While Tuesday's announcement is a significant milestone, we have to acknowledge there is still a long way to travel before we fully realise the university of scale and substance we need to serve the needs of the population and the people of the south east because we have lagged behind historically. I could use any number of metrics to show that. It is something to which the Minister referred in the Seanad yesterday as a glaring anomaly. It was a commitment in the programme for Government to address that anomaly and I am glad we managed to deliver.

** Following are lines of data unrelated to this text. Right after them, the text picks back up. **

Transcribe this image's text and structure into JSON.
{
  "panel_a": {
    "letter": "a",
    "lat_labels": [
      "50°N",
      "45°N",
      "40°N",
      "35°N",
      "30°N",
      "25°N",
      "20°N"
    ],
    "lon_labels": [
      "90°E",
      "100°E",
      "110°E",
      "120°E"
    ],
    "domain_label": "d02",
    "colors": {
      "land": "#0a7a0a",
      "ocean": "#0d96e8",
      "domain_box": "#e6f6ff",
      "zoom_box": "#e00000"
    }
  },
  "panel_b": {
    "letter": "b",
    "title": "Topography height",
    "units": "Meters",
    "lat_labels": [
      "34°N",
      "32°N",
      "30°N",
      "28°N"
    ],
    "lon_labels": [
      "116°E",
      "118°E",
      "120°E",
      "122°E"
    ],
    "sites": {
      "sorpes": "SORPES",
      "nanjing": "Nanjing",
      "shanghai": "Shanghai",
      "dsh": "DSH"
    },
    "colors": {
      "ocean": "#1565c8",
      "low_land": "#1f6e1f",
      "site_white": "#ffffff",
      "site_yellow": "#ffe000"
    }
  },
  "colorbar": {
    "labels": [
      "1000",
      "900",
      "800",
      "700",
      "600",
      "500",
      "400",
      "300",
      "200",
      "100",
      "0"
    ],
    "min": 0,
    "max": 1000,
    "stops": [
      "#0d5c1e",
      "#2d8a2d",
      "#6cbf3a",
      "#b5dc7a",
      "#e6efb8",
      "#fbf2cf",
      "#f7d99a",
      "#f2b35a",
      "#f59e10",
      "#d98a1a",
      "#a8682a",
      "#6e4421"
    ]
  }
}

I will return to something I addressed to the Minister on 19 November last year because the facts and figures speak for themselves:

As a region the south east accounts for 8.9% of the population but only 5% of the higher education income. Of our young people who enter higher education, 59% of them leave the region in order to do so, which is in or around 11,000 students per annum. This equates to a significant wealth transfer out of the south east but far more damaging is the loss of our young people and we see a pronounced demographic doughnut in the region characterised by a missing generation of 19 to 45 year olds. Our young people are going away and in many cases are staying away.

That is as true today as it was at the start of this week. It is what a technical university, and one of substance, should be designed to achieve and address. A well-respected commentator in Waterford posed the following challenge in the wake of Tuesday's announcement which is worth considering. He said he had yet to hear anyone adequately articulate what distinguishes a TU from an IoT. I think we have that responsibility, both Members of the Oireachtas collectively and the Minister, to do exactly that and make it abundantly clear to the people of the south east that this is the game changer he and I believe it should and can be for the region.

Pivotal in doing that, I identify four issues. First, is site acquisition. The Cork Road campus in WIT is creaking at the seams and we need to expand the footprint. Not only that, if we expand the footprint, we need to build on it. If we are talking about a university of scale and substance, then we have to talk about capital investment at scale. Related is the ability to borrow. I know Housing for All addresses some aspects of that in relation to student accommodation, but access to European Investment Bank funding is important. The president is also pivotal, as is the membership of the governing authority. If this is the university I hope it can be to capitalise, change and drive on the south east, we should look to attract the absolute top talent to help drive that process forward and bring those institutions together.